Germany’s steel association Wirtschaftsvereinigung (WV) Stahl and workers union IG Metall have criticised the Industrial Accelerator Act (IAA) proposal presented by the European Commission last week for failing to implement a general “Buy European” rule.
In contrast to other materials, namely aluminium and concrete, the Commission’s 25%-quota for carbon-reduced materials in public tenders stops short of seeking mandatory European origin for steel as well.
“War and protectionist moves have made Europe’s dependency in strategic regards painfully visible,” says managing director of WV Stahl, Kerstin-Maria Rippel, and IG Metall’s deputy chairman Jurgen Kerner. “Resilience of Europe’s economy is becoming a necessity for security,” they are reported as saying in a guest article in Welt.
The failure of linking the green steel quota to domestic sourcing “means a surrendering of Europe as a producer region,” which ultimately is “a political error of historic dimensions,” they conclude.

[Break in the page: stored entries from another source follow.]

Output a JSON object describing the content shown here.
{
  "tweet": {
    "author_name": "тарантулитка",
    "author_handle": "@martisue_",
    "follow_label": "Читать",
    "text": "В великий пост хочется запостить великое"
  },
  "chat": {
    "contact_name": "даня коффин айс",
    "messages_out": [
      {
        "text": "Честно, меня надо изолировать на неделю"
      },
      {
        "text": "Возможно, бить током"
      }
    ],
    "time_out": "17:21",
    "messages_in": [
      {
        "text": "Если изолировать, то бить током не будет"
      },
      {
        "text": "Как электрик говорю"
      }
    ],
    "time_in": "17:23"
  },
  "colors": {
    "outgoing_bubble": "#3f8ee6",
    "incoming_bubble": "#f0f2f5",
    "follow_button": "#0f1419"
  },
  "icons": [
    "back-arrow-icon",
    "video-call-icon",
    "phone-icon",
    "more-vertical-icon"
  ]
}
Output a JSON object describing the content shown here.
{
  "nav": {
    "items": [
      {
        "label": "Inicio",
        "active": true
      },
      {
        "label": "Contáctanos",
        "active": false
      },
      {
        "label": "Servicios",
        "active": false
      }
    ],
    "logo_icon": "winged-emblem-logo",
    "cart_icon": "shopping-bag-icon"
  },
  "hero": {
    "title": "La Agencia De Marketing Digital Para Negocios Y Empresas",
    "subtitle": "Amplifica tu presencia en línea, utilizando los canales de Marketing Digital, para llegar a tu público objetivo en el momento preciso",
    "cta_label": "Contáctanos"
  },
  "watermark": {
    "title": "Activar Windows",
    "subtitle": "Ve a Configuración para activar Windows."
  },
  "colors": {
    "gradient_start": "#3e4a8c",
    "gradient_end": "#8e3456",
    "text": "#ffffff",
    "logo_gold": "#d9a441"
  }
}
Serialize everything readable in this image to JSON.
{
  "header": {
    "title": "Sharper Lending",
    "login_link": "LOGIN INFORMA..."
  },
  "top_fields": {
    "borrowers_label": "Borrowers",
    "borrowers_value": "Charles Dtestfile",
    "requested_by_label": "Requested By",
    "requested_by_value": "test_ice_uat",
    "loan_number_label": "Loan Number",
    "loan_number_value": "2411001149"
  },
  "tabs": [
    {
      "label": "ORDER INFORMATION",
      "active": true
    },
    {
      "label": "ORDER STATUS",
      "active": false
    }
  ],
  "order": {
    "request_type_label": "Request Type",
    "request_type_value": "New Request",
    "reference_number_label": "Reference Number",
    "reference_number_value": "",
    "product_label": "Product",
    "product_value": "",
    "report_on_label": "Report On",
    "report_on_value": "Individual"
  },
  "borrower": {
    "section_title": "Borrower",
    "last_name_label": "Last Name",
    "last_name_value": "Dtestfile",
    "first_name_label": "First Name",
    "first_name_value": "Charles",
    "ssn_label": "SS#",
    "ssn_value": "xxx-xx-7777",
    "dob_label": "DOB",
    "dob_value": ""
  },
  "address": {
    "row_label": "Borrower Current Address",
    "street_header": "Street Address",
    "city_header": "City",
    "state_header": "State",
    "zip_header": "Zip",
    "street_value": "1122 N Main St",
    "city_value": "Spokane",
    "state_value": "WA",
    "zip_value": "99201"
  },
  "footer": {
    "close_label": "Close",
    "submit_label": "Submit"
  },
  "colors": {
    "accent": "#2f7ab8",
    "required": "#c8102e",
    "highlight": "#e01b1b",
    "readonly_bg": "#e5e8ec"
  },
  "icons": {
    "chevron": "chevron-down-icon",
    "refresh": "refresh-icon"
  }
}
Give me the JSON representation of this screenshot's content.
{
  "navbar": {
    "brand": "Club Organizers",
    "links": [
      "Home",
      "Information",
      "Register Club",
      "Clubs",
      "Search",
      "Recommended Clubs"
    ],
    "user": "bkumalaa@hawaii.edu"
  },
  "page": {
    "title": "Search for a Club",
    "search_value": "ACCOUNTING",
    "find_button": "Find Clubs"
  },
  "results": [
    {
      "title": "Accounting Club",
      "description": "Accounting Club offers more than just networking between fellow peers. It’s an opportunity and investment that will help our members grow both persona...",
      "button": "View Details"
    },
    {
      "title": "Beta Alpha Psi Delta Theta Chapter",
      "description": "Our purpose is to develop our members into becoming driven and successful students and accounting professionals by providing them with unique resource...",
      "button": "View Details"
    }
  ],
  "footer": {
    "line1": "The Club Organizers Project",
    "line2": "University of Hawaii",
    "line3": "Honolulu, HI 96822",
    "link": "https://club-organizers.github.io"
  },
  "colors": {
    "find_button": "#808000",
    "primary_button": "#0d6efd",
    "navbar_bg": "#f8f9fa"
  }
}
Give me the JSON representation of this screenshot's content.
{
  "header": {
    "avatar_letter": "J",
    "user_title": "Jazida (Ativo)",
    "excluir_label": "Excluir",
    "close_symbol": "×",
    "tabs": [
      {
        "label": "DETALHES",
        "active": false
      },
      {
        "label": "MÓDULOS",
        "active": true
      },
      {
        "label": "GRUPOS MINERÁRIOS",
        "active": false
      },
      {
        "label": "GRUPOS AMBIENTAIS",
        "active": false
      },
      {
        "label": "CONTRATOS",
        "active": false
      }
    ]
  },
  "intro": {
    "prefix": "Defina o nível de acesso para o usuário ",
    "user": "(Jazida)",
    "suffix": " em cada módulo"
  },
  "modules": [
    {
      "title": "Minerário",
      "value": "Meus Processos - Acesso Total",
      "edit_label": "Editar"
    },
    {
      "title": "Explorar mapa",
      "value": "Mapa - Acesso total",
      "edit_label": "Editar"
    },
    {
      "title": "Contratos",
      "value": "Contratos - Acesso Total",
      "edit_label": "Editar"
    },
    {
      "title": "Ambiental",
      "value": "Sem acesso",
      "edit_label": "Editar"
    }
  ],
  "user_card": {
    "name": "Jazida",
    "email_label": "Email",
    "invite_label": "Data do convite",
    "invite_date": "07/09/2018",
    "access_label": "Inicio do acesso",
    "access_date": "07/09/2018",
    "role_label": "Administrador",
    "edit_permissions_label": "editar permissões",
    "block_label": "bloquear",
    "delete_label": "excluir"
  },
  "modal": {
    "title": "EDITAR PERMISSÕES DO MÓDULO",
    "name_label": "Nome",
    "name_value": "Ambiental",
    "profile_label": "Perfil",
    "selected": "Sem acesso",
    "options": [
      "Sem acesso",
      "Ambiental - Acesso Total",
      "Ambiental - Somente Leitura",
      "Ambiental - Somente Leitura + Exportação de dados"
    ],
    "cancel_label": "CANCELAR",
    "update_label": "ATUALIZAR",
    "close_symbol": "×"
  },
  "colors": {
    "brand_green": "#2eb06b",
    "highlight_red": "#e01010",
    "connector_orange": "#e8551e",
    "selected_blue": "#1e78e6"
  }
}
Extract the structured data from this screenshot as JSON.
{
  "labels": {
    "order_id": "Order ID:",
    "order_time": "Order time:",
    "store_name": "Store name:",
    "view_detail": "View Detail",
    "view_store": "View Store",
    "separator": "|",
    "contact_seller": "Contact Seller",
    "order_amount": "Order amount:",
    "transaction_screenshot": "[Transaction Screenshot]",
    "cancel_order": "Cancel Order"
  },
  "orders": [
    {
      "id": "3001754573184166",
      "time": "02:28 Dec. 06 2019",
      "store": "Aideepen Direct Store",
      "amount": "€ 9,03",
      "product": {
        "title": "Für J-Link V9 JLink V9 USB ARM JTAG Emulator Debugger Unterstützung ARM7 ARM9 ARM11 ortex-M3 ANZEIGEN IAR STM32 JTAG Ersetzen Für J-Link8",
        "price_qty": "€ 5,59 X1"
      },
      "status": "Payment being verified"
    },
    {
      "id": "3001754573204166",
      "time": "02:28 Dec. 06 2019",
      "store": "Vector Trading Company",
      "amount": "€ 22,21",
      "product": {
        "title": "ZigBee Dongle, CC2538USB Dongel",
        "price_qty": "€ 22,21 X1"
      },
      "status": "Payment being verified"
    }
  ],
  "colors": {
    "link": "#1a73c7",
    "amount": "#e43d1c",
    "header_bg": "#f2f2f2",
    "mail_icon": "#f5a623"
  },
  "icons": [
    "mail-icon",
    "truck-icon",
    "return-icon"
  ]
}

They clarify that their claim “is not about raising walls, it’s about self-assertion.”
Pointing at the policies of the USA and India, they note that “only a naïve continent refrains voluntarily from linking demand to domestic production, to support its own strength.”
The country’s largest steelmaker, thyssenkrupp Steel, finds that the IAA helps imports more than it helps domestic steel. In its current draft, the proposal greenlights procurement from any overseas region. “That way, we support investment outside of Europe, rather than within,” the company’s ceo, Ilse Jaroni, says in a statement sent to Kallanish.
Meanwhile, the economy minister of state Saarland, Jürgen Brake, has called on the federal government to push the Commission for amendments of the proposal. Federal economy minister Katharina Reiche, too, has expressed criticism of the IAA, but mainly about the bureaucracy it causes. “This is the 50th proposal on domestic content, that comes on top of 49 others, which nobody can oversee anymore,” she is quoted as saying in Welt. She is reserved about requirement of buying European over concerns that it could drive away trusted international trade partners.
The additional bureaucracy that could come with European measures such as the IAA is also of concern to some steel using industries like the German mechanical engineering industry. Its association VDMA also questions local content requirements and warns that these could be an additional burden for its mostly medium-sized machinery builders (see Kallanish 5 March).